As I was basking in the sun and taking care not to lose olives, sweetcorn and lettuce out of the bottom of my Subway with each bite, the church bells started ringing in the way they do after a wedding ceremony.  Everyone on the other benches looked up with some sudden interest too.  After about 5 minutes of the bells pealing, I started to think what a happy, celebratory sound it was.  But more than that, what really struck me was that this sound was ringing out across the whole of the town.  You don’t get bells at weddings very often anymore but the tradition must have started as a way of letting everyone in the town know, regardless of whether they were friends or family, that a couple had got hitched and were starting a new life together.  It’s as if everyone should be involved and that this is good news for the whole community.  This couple finding love adds some more love to the universe.  This couple building a solid base together is putting another piece into the foundation of the community.  At the risk of being over-spiritual, this couple is in some way participating in the point of everything!

The bible talks lots about Jesus being our ‘bridegroom’, about us ultimately being joined with him, about God adopting us into his family so his family-spirit becomes our family-spirit, and there being a wedding celebration.  More than this, it promises that one day God’s space (‘heaven’) will be fully united with our space (‘earth’) and that that will be when love and wholeness and joy permeate and illuminate and flow through everything – a  real marriage.  For now we just sometimes get glimpses of the overlap between the 2 worlds and true love in marriages is part of that.  The bells express the excitement so well, as if they can’t contain it!

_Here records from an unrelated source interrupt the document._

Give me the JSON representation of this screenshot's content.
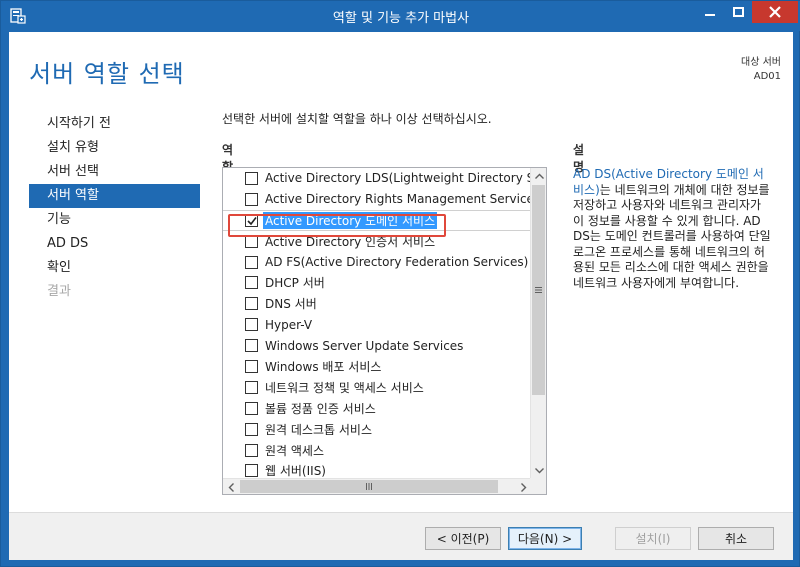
{
  "window": {
    "title": "역할 및 기능 추가 마법사"
  },
  "page": {
    "title": "서버 역할 선택",
    "destination_label": "대상 서버",
    "destination_server": "AD01"
  },
  "nav": {
    "items": [
      {
        "label": "시작하기 전",
        "state": "normal"
      },
      {
        "label": "설치 유형",
        "state": "normal"
      },
      {
        "label": "서버 선택",
        "state": "normal"
      },
      {
        "label": "서버 역할",
        "state": "active"
      },
      {
        "label": "기능",
        "state": "normal"
      },
      {
        "label": "AD DS",
        "state": "normal"
      },
      {
        "label": "확인",
        "state": "normal"
      },
      {
        "label": "결과",
        "state": "disabled"
      }
    ]
  },
  "main": {
    "instruction": "선택한 서버에 설치할 역할을 하나 이상 선택하십시오.",
    "roles_header": "역할",
    "description_header": "설명",
    "roles": [
      {
        "label": "Active Directory LDS(Lightweight Directory Servi",
        "checked": false
      },
      {
        "label": "Active Directory Rights Management Services",
        "checked": false
      },
      {
        "label": "Active Directory 도메인 서비스",
        "checked": true
      },
      {
        "label": "Active Directory 인증서 서비스",
        "checked": false
      },
      {
        "label": "AD FS(Active Directory Federation Services)",
        "checked": false
      },
      {
        "label": "DHCP 서버",
        "checked": false
      },
      {
        "label": "DNS 서버",
        "checked": false
      },
      {
        "label": "Hyper-V",
        "checked": false
      },
      {
        "label": "Windows Server Update Services",
        "checked": false
      },
      {
        "label": "Windows 배포 서비스",
        "checked": false
      },
      {
        "label": "네트워크 정책 및 액세스 서비스",
        "checked": false
      },
      {
        "label": "볼륨 정품 인증 서비스",
        "checked": false
      },
      {
        "label": "원격 데스크톱 서비스",
        "checked": false
      },
      {
        "label": "원격 액세스",
        "checked": false
      },
      {
        "label": "웹 서버(IIS)",
        "checked": false
      }
    ],
    "description_link": "AD DS(Active Directory 도메인 서비스)",
    "description_body": "는 네트워크의 개체에 대한 정보를 저장하고 사용자와 네트워크 관리자가 이 정보를 사용할 수 있게 합니다. AD DS는 도메인 컨트롤러를 사용하여 단일 로그온 프로세스를 통해 네트워크의 허용된 모든 리소스에 대한 액세스 권한을 네트워크 사용자에게 부여합니다."
  },
  "footer": {
    "prev_label": "< 이전(P)",
    "next_label": "다음(N) >",
    "install_label": "설치(I)",
    "cancel_label": "취소"
  },
  "colors": {
    "accent": "#1f6ab3",
    "selection": "#3399ff",
    "highlight_box": "#e0483b",
    "close_button": "#c7382e"
  }
}
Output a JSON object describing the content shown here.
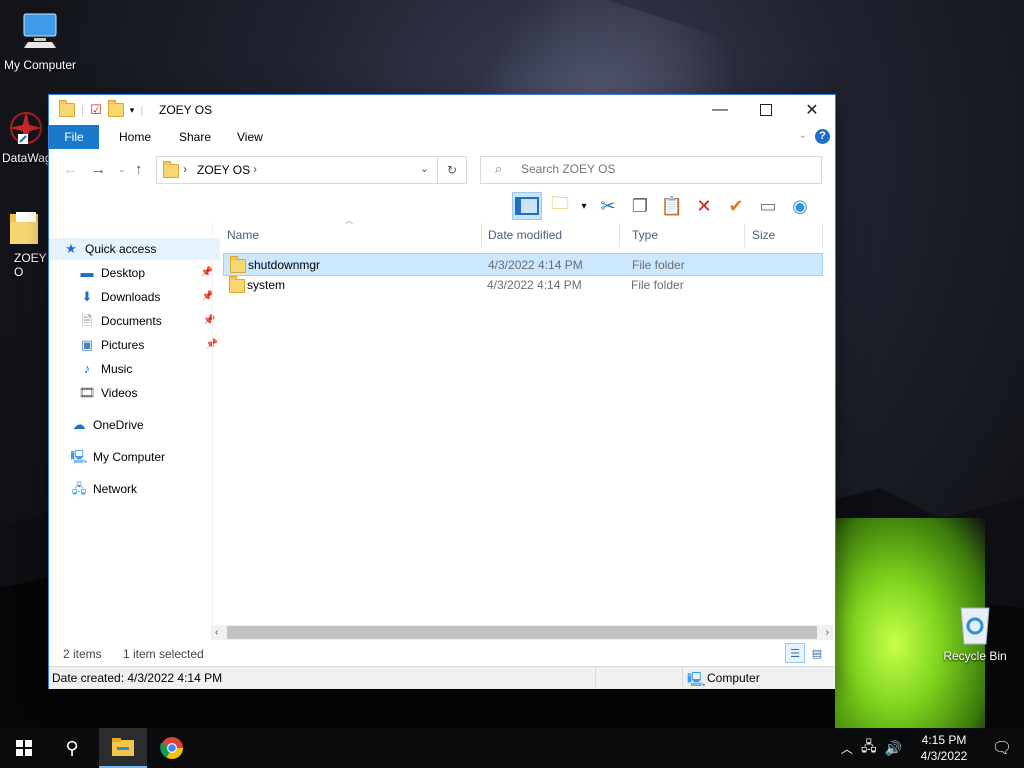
{
  "desktop": {
    "icons": [
      {
        "label": "My Computer"
      },
      {
        "label": "DataWag"
      },
      {
        "label": "ZOEY O"
      },
      {
        "label": "Recycle Bin"
      }
    ]
  },
  "window": {
    "title": "ZOEY OS",
    "ribbon_tabs": [
      "File",
      "Home",
      "Share",
      "View"
    ],
    "address_crumb": "ZOEY OS",
    "search_placeholder": "Search ZOEY OS",
    "nav": {
      "quick_access": "Quick access",
      "items": [
        "Desktop",
        "Downloads",
        "Documents",
        "Pictures",
        "Music",
        "Videos"
      ],
      "onedrive": "OneDrive",
      "my_computer": "My Computer",
      "network": "Network"
    },
    "columns": [
      "Name",
      "Date modified",
      "Type",
      "Size"
    ],
    "files": [
      {
        "name": "shutdownmgr",
        "date": "4/3/2022 4:14 PM",
        "type": "File folder",
        "selected": true
      },
      {
        "name": "system",
        "date": "4/3/2022 4:14 PM",
        "type": "File folder",
        "selected": false
      }
    ],
    "status": {
      "items_count": "2 items",
      "selection": "1 item selected"
    },
    "details": {
      "date_created": "Date created: 4/3/2022 4:14 PM",
      "location": "Computer"
    }
  },
  "taskbar": {
    "time": "4:15 PM",
    "date": "4/3/2022"
  },
  "colors": {
    "accent": "#1979ca",
    "selection": "#cce8ff"
  }
}
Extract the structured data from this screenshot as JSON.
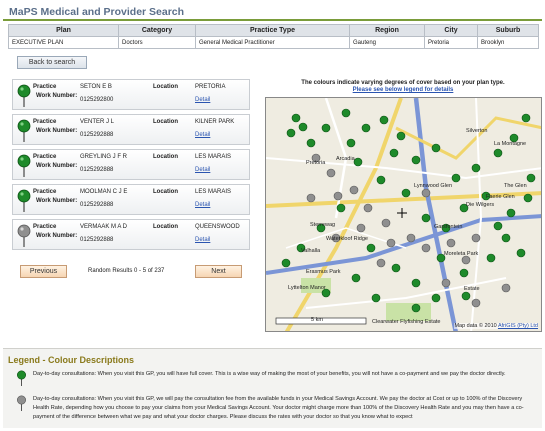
{
  "page": {
    "title": "MaPS Medical and Provider Search"
  },
  "criteria": {
    "headers": [
      "Plan",
      "Category",
      "Practice Type",
      "Region",
      "City",
      "Suburb"
    ],
    "values": [
      "EXECUTIVE PLAN",
      "Doctors",
      "General Medical Practitioner",
      "Gauteng",
      "Pretoria",
      "Brooklyn"
    ]
  },
  "back_button": "Back to search",
  "labels": {
    "practice": "Practice",
    "work_number": "Work Number:",
    "location": "Location",
    "detail": "Detail"
  },
  "results": [
    {
      "name": "SETON E B",
      "number": "0125292800",
      "suburb": "PRETORIA",
      "pin": "green"
    },
    {
      "name": "VENTER J L",
      "number": "0125292888",
      "suburb": "KILNER PARK",
      "pin": "green"
    },
    {
      "name": "GREYLING J F R",
      "number": "0125292888",
      "suburb": "LES MARAIS",
      "pin": "green"
    },
    {
      "name": "MOOLMAN C J E",
      "number": "0125292888",
      "suburb": "LES MARAIS",
      "pin": "green"
    },
    {
      "name": "VERMAAK M A D",
      "number": "0125292888",
      "suburb": "QUEENSWOOD",
      "pin": "gray"
    }
  ],
  "pager": {
    "previous": "Previous",
    "next": "Next",
    "summary": "Random Results 0 - 5 of 237"
  },
  "map": {
    "intro": "The colours indicate varying degrees of cover based on your plan type.",
    "intro_link": "Please see below legend for details",
    "scale": "5 km",
    "copyright": "Map data © 2010",
    "copyright_link": "AfriGIS (Pty) Ltd",
    "places": [
      "Pretoria",
      "Waterkloof Ridge",
      "Lynnwood Glen",
      "Erasmus Park",
      "Lyttelton Manor",
      "Clearwater Flyfishing Estate",
      "The Glen",
      "Garsfontein",
      "Moreleta Park",
      "La Montagne",
      "Sterrewag",
      "Arcadia",
      "Silverton",
      "Die Wilgers",
      "Valhalla",
      "Estate",
      "Faerie Glen"
    ]
  },
  "legend": {
    "title": "Legend - Colour Descriptions",
    "items": [
      {
        "pin": "green",
        "text": "Day-to-day consultations: When you visit this GP, you will have full cover. This is a wise way of making the most of your benefits, you will not have a co-payment and we pay the doctor directly."
      },
      {
        "pin": "gray",
        "text": "Day-to-day consultations: When you visit this GP, we will pay the consultation fee from the available funds in your Medical Savings Account. We pay the doctor at Cost or up to 100% of the Discovery Health Rate, depending how you choose to pay your claims from your Medical Savings Account. Your doctor might charge more than 100% of the Discovery Health Rate and you may then have a co-payment of the difference between what we pay and what your doctor charges. Please discuss the rates with your doctor so that you know what to expect"
      }
    ]
  },
  "colors": {
    "pin_green": "#1e8a2a",
    "pin_gray": "#8f8f8f",
    "title": "#5b6f8a",
    "legend_title": "#8a7a1c",
    "link": "#2a54b0"
  }
}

The bells today also reminded me of Switzerland, the country my mum is from and I love so much.  The church bells ring there each hour!  The bells in my grandparents’ village of Gelterkinden toll for every funeral too as a sign of respect for the deceased.  Again, the clanging resounds across the whole town, as if every person is involved even if they didn’t know the person who has died, as if everyone should know about what has happened, should pause and grieve for a moment because the loss is a loss to all.  The bells speak of community, how we’re each connected to the other and affected by what befalls him or her.  I feel a rendition of the famous ‘no man is an island’ poem by John Donne coming on!

No man is an island,
Entire of itself.
Each is a piece of the continent,
A part of the main.
If a clod be washed away by the sea,
Europe is the less.
As well as if a promontory were.
As well as if a manner of thine own
Or of thine friend’s were.
Each man’s death diminishes me,
For I am involved in mankind.
Therefore, send not to know
For whom the bell tolls,
It tolls for thee.

The bells also brought to mind a plaque I read recently in the pigeon-pooping area of the town.  It was explaining the history of the park there and noted that in Victorian times the local factories closed down once or twice a year for a day of games and fun in the park for the entire work-force.  Food and entertainment was provided for free by the factory owners.  Now, I’m definitely not imaging those factories were the nicest and most caring places to work, but the idea of closing them all down and ceasing production for a day of random fun does conjure a real sense of community, even at the financial cost of a couple of days’ work lost.  I could just picture it going ahead on the grass before me.  Man, I really hope I hear those bells again soon.